Exactly the point several people made in the comments to that article. Were the trains “rolling by and rattling the windows” when he looked at the property? Did he see the railroad tracks that close to the home he was about to buy? Sounds more like he’s trying to blame the railroad for his own poor judgment.
When Air Force One lands at a commercial airport, all takeoff and landings by other aircraft are suspended until the aircraft is taxied to a safe spot. Under your reasoning, all landing and takeoffs should stop around any city of size, since they are too “dangerous” to do around the president.
Even better, I would like to see someone here come up with a route between the NJ chemical coast and Columbia SC, with the following criteria:
It can use more then one RR, as it seems that the people opposed use the argumant that the RR’s simply don’t want to share the traffic. 2) it needs to avoid as many populated areas as possible, also give an estimate of the number of people it will effect on the new route and what cities. 3) it needs to stay on “quality track”, not 10 and 20 MPH branch lines (safety, you know) 4) calculate the mileage of your route compared to that of the CSX and NS for the direct single line route.

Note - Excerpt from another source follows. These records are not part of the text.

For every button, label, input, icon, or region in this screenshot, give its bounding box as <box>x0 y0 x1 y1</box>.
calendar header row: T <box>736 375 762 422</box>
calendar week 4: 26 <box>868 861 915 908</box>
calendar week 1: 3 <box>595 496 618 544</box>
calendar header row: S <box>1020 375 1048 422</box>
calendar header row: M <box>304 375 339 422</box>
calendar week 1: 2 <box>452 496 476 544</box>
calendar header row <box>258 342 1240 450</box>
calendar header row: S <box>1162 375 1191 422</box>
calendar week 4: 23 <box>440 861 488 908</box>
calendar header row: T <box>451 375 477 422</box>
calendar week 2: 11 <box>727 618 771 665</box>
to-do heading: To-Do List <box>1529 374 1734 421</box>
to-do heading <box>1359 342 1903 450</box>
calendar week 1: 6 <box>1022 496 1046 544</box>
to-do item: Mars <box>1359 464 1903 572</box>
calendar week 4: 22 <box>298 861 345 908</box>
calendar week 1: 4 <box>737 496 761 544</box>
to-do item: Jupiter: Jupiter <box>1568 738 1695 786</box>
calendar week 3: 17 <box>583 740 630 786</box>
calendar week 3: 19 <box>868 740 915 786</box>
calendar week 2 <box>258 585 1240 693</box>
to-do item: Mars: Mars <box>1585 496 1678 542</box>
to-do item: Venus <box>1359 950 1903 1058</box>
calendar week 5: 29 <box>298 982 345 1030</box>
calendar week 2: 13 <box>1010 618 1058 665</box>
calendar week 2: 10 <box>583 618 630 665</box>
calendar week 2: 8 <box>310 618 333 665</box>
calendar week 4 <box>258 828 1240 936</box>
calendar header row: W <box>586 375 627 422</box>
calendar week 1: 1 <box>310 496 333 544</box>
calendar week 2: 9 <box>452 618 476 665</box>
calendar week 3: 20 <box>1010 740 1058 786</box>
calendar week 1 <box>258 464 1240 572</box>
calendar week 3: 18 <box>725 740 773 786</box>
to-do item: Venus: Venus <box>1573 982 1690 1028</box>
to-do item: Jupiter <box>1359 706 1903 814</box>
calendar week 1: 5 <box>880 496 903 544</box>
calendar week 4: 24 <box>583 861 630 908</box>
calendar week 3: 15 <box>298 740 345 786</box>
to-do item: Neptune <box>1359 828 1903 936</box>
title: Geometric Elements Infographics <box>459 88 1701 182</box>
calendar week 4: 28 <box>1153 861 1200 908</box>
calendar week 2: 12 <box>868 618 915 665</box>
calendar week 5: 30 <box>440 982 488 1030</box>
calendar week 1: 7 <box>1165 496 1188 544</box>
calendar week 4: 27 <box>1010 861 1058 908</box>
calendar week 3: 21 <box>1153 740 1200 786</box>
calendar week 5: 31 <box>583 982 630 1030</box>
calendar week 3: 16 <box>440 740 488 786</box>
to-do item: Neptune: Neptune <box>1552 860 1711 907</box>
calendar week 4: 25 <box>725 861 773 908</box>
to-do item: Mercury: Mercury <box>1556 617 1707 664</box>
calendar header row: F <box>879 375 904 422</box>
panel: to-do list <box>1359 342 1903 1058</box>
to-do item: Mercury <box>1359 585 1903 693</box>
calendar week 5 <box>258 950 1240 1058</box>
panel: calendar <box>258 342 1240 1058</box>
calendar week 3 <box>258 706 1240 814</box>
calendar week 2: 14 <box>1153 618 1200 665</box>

Let’s see what a route would look like- and in my opinion how un-reasonable it will be. In other words what people in towns get increased risk so other people and towns get reduced risk. Lacking a RR atlas, alas, I can’t do it myself.
Sat on the runway for over 2 hours last year in PHL waiting on Bush to take off so we could go- (an extra 2 hours on top of a 10 hour flight) the whole airport was shut down- were people steamed. Stupid.
Sorry to contribute to this getting further off topic, but if memory serves me well, Bill Clinton was on a runway or taxiway somewhere getting a haircut on Air Force 1 and it shut the whole airport down.
The harder (read “more expensive”) the FRA makes it for the RRs to handle hazardous stuff the more:
Traffic will shift to truck where it will be
a) in closer contact with even more people
b) more likely to be involved in a disaster
Expensive goods made from the chemicals will be
Time spent on trains will increase - increasing the risk of disaster.
The answer is to get the chemical industry to stop shipping hazardous stuff as much as possible. Most of this junk is intermediate-step-in-some-process goo. Better they go all the way from raw materials to final product in one place instead of shipping stuff all over creation.
IMHO opinion the routing and speed limit regs (30 mph dark, 50 mph signalled) proposed by the FRA are borderline stupid. The tank car strength rule isn’t too bad as long as it’s matched by similar requirements on other modes.
We’ve shifted from the era when people wanted the railroad “downtown” to where they want it anyplace but. So many towns owe their very existance to the railroad. The station was the literal center of town.
As is usually the case, however, those calling for change don’t offer any solution other than “somewhere else.”